Your Guide to Fats: The Good, the Bad and the Ugly
Too often, we hear the word "fat" and shudder. We were trained to associate the word with negative terms: weight gain, poor health, fast food, breakouts, obesity, etc. But not all fats are bad for you - in fact, there are many GREAT ones to help you maintain a healthy diet.
Unsaturated Fats - The Good
Although trans fat is technically an unsaturated fat, these fats are mostly your friends. Healthy unsaturated fats are liquid at room temperature, while trans and saturated fats are solid. Increase your unsaturated fat intake by replacing solids like butter with olive and vegetable oils, and red meat for seafood or unsalted nuts (Pecans, perhaps?). Monounsaturated and polyunsaturated fats are the two main types. Their chemical structures differ slightly, as do their health benefits.
Monounsaturated fats raise HDL (good) and lower LDL (bad) cholesterol. Good sources of monounsaturated fats include canola oil, olive oil, peanut oil, nuts, seeds and avocados. Swap sour cream for hummus or guacamole. Use veggies or whole-wheat chips for dip. Try peanut oil in a stir-fry to help your heart and treat your taste buds. Sprinkle unsalted nuts on salads or yogurt (go light, though - they are high in calories!).
This type of fat is found in nuts, seeds vegetable oils and fatty fish. This category includes both omega-3 and omega-6 fatty acids. These are ESSENTIAL since our bodies don't make them naturally - we have to get them through the food we eat. Polyunsaturated fats help lower cholesterol levels.

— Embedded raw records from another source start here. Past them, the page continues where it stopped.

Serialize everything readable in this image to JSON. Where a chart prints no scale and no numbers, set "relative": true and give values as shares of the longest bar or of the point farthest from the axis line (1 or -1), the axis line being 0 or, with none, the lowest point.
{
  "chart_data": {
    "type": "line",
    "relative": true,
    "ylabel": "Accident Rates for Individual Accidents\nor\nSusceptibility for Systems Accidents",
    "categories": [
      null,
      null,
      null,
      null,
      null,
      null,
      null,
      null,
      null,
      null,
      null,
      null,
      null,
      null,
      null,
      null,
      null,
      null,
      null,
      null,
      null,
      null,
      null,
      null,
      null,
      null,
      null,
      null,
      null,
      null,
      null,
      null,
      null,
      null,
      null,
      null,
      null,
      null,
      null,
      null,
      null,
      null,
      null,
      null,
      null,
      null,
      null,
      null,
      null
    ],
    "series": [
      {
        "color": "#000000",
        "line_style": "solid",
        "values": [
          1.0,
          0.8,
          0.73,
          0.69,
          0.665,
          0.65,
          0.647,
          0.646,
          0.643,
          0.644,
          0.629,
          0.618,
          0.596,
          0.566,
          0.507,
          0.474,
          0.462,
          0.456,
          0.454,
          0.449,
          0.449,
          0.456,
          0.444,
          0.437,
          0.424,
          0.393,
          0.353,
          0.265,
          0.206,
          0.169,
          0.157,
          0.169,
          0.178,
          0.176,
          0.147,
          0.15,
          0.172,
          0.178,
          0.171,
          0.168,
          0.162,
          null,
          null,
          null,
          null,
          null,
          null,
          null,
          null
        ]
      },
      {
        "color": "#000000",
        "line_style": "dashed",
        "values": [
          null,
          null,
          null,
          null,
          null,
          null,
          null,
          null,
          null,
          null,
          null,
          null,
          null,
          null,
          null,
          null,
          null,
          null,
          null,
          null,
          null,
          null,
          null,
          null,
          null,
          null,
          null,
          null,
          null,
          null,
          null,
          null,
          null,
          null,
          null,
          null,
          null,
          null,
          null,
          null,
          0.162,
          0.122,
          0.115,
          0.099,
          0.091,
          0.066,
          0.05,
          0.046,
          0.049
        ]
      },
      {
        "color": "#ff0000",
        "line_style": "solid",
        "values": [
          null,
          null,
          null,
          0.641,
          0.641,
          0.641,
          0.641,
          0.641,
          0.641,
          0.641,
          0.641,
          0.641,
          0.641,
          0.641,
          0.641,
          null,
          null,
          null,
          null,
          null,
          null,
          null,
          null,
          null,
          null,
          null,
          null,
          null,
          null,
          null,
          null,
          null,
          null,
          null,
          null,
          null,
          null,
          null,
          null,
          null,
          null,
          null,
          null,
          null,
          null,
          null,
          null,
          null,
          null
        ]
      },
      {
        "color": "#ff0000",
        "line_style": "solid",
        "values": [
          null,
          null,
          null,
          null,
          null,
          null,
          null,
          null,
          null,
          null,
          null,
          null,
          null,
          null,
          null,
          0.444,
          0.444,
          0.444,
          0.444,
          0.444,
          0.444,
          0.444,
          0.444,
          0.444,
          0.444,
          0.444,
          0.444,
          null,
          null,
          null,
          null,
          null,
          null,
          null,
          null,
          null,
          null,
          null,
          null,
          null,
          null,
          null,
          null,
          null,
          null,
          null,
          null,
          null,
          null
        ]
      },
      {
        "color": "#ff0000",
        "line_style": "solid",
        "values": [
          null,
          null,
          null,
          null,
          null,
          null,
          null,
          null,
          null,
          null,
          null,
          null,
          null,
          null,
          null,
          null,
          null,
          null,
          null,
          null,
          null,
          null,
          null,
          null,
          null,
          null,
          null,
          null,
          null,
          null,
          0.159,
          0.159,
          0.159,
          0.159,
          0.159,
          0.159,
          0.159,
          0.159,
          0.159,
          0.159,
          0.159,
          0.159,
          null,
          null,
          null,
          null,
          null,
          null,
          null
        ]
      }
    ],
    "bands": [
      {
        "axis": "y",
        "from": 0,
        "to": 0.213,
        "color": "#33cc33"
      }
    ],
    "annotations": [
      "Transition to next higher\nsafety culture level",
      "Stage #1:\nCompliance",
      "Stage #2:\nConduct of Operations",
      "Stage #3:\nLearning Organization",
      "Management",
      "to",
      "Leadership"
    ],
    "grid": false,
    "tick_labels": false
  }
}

Omega-3 Fatty Acids - The Good
Omega-3s are superstars if the good fat world. They help fight inflammation, control blood clotting and lower blood pressure and triglycerides. Fatty fish (albacore tuna, salmon, mackerel and sardines) are good sources of omega-3s. Vegetable sources include soy, walnuts and some vegetable oils. The American Heart Association suggests eating at least two 3.5-ounce servings of fish each week.
Omega-6 Fatty Acids - The Ugly
Omega-6s are found in vegetable oils and many snack foods. Most of us have no problem getting enough of these. The ratio of omega-6s to omega-3s is around 10:1 in the Western diet. Some research suggests that between a 2:1 and a 4:1 ratio reduces the risk of death from heart disease. As long as you're upping your omega-3s and lowering your saturated and trans fat intake, omega-6s are friends, not foes.
Saturated Fats - The Bad
These types of fat can be found in meat, seafood and dairy products, in addition to plant foods like palm and coconut oil. Saturated fats increase your total cholesterol and LDL levels, which may increase risk for type 2 diabetes. The Dietary Guidelines say no more than 10% of your total daily caloric intake should come from saturated fats.
Trans Fats - The Bad
Liquid oils loaded with hydrogen so they stay solid at room temperature are trans fats. They are found in many processed and fried foods. This type of fat increases total cholesterol and LDL cholesterol, while lowering HDL (the good kind). Food manufacturers can label a product as trans fat-free if it contains less than half a gram per serving - but these can add up. The best thing to do is check a product's ingredient list: if the words hydrogenated, partially hydrogenated or shortening appear, the product contains trans fat. You're better off putting it back on the shelf and backing away slowly.
Cholesterol - The Ugly
It's important to focus on avoiding saturated and trans fats when it comes to your cholesterol intake. The current recommendation for those with healthy cholesterol levels is no more than 300 milligrams of cholesterol daily. People at a high risk of heart disease should eat less than 200 milligrams daily. One egg contains about 200 milligrams of cholesterol.